5/10
an awkward sit - fantastically alive animation, tasteless and horrible content
15 February 2017
Look - Bob Clampett was an extremely talented animator. He made some of the more distinctive shorts for Loony Tunes and Merry Melodies over the years, and always his frames were alive with action and intensity and physical comedy. There's always something going on when it comes to his cartoons, and it's not simply gags; Clampett's cartoons are effective because of the bursting energy within the frame, how many movements his animation team accomplish with the characters, all the personality and mayhem (this was especially an influence years later for Kricfalusi in his Ren & Stimpy series). It's a shame then that he poured his efforts into this, which is a tasteless and insensitive 'parody' of Snow White.
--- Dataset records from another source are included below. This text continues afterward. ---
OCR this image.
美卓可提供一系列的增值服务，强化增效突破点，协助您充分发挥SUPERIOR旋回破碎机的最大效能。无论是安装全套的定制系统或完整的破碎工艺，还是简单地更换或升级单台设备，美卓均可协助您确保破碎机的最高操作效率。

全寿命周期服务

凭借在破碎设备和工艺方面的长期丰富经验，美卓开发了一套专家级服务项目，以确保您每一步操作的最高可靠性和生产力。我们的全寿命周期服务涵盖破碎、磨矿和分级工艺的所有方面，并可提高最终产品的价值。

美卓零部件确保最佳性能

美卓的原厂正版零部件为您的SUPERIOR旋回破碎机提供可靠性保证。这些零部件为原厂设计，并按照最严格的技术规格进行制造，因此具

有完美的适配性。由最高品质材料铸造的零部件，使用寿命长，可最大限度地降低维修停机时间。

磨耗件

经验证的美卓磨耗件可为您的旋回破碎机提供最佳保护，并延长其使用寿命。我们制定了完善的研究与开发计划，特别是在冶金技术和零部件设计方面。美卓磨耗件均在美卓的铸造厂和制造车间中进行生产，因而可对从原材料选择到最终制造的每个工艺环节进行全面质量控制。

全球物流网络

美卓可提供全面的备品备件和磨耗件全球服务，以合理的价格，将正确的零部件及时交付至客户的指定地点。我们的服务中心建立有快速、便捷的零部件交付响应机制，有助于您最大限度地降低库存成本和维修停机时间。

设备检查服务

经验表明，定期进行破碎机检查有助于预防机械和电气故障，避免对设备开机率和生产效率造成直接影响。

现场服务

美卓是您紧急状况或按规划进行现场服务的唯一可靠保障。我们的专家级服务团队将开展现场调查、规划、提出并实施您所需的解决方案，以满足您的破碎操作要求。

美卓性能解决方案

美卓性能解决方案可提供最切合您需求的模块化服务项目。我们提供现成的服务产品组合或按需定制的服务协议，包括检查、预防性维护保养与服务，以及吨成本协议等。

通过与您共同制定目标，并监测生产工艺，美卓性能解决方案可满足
One of the buzzword-terms going about right now is 'White privilege' and for good reason - this is what it means to live in a society when white people have all the power and influence. I have no idea whether Clampett was a racist or had feelings that black people all had big lips and acted like fools and buffoons, but the depiction at the least shows that he and his animators could've given less than a rat's ass about the intentions.

This isn't satirical in any way because there's no point, it's simply showing these characters in the most cartoonish way, but not with anything creative or cleverness. If there was a point to it or the point of view had something to say about black stereotypes (using Snow White as the jumping off point), but there is none. That there were zero black animators may seem like moot, but it isn't, as there's clearly no voice to be shared from the other side - it's just a bunch of white guys using black figures for the hell of it.

I give the short a couple of marks only because it is animated with the same passion and verve as the other works that made Clampett so valuable to Warners. But in its way it's as bad as something like Birth of a Nation - it didn't have that movie's affect on culture of course (a 7 minute cartoon didn't inadvertently bring back the KKK), and yet it's kind of unwatchable as something so tone-deaf. It's currently one of those "banned" cartoons that you can only find online or in bootleg form, and maybe for good reason; while there may be some historical reason to watch it, to check it out for the same reason one would like One Froggy Evening or Duck Amuck is insanity.